We introduce the Deep Policy Network framework. Deep Policy Networks comprise a hierarchy of densely connected stochastic nodes that together constitute the policy of a reinforcement learning agent. Every node is a member of the exponential family, which includes, conveniently, continuous-valued distributions. Leave nodes are used for observation and action representation. Higher level nodes encode behavior and perception at more abstract levels. The deep structure combined with the use of multiple nodes to represent actions enable the framework to represent multimodal action strategies -- strategies where multiple highly different action composites are being evaluated at every point in time. This is especially useful in high-dimensional action domains such as robot arm control. The entire hierarchy learns by using the gradient on reward-modulated relative entropy differences in action distribution, and experiments confirm the viability of the approach.

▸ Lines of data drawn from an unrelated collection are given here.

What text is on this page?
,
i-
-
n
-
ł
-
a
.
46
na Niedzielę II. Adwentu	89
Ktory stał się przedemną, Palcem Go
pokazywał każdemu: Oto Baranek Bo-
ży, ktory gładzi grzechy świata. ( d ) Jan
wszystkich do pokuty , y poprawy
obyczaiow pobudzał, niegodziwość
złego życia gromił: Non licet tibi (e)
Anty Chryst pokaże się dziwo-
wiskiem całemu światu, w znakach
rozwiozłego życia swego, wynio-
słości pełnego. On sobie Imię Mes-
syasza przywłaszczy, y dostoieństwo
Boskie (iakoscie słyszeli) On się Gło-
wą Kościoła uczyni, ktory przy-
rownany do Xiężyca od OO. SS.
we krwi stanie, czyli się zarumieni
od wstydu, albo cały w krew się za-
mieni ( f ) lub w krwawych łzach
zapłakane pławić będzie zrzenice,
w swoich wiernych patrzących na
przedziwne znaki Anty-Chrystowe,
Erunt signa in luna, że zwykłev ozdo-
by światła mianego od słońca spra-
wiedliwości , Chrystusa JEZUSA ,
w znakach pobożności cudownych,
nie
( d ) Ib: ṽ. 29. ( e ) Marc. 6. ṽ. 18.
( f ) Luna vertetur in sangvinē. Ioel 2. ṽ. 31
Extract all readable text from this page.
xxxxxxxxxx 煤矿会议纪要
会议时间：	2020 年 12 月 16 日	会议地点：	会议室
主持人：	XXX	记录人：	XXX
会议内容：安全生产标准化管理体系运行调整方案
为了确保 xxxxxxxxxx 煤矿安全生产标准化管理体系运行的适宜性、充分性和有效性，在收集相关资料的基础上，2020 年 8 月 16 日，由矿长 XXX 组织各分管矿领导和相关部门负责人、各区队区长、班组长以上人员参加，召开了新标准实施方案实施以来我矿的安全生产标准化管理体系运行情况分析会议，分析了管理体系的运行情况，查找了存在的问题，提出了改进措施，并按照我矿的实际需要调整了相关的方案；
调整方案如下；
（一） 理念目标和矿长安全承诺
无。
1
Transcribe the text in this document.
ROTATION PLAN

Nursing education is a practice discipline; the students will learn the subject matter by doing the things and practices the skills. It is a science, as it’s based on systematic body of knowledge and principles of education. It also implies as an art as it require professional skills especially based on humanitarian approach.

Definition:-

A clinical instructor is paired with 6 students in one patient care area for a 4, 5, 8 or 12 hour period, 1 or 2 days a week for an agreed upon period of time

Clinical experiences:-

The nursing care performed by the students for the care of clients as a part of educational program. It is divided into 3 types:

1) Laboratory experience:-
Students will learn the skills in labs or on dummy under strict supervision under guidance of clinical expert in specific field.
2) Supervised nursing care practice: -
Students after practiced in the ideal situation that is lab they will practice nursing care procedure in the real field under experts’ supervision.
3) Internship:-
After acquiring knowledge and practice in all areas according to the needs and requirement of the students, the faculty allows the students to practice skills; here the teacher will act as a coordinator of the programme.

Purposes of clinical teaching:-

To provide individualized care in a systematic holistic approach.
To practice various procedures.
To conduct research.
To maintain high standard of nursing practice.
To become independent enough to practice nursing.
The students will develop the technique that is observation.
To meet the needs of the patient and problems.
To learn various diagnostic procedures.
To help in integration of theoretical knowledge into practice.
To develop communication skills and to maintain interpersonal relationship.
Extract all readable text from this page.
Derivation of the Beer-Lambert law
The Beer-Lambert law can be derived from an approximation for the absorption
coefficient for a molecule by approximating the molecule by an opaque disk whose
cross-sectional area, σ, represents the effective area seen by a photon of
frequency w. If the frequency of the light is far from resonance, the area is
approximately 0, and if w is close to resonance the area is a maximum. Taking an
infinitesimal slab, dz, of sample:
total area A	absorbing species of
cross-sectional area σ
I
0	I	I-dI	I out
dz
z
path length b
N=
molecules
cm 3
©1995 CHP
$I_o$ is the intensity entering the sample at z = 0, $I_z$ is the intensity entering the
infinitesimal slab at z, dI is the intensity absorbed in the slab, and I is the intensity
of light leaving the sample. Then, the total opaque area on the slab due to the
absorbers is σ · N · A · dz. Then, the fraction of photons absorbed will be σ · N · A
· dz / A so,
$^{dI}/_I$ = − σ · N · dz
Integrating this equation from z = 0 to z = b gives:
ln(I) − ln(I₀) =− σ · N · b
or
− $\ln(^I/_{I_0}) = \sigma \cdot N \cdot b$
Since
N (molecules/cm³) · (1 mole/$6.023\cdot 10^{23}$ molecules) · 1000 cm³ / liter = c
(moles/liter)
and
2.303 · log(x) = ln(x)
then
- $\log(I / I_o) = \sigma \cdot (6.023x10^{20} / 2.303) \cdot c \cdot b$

Actions implied by domestic settings: The influence of spatial context on action recognition
Moritz Wurm

Many of our daily activities take place in rooms that are optimized for specific actions: In kitchens we prepare food, in bathrooms we engage in body care, but usually not vice versa. Hence, domestic rooms provide contextual information rendering some actions more likely to occur in a particular setting than others. This raises the question whether contextual information is exploited for the efficient analysis of actions. In analogy to the effects of spatial context on object recognition, we hypothesized that compatibility between contextual setting and action modulates neural activity, particularly in the motor system, during observation of ordinary everyday actions.
In an event-related fMRI experiment, subjects watched short videos of context-specific actions (e.g. cracking an egg, using a stapler) performed in rooms either compatible or incompatible with the action. Actions were also performed in empty rooms without any interior providing a neutral condition to distinguish between the effects of compatible versus incompatible settings.
We found increased activity in the left inferior prefrontal cortex (BA 44, 45, and 47) when actions were incompatible to the setting ? either compared to the compatible or the neutral setting. The parahippocampal place area (PPA) was activated when contrasting either of the room settings with the neutral setting.
Results indicate that contextual information provided by domestic settings modulates the perceptual analysis of actions. Two not necessarily mutually exclusive interpretations of inferior prefrontal activation can be discussed: Stronger neural responses for incompatibility could reflect either (a) interference of currently observed with context-implied actions, or (b) search and/or retrieval of higher-level action representations compatible with both the observed action and the setting.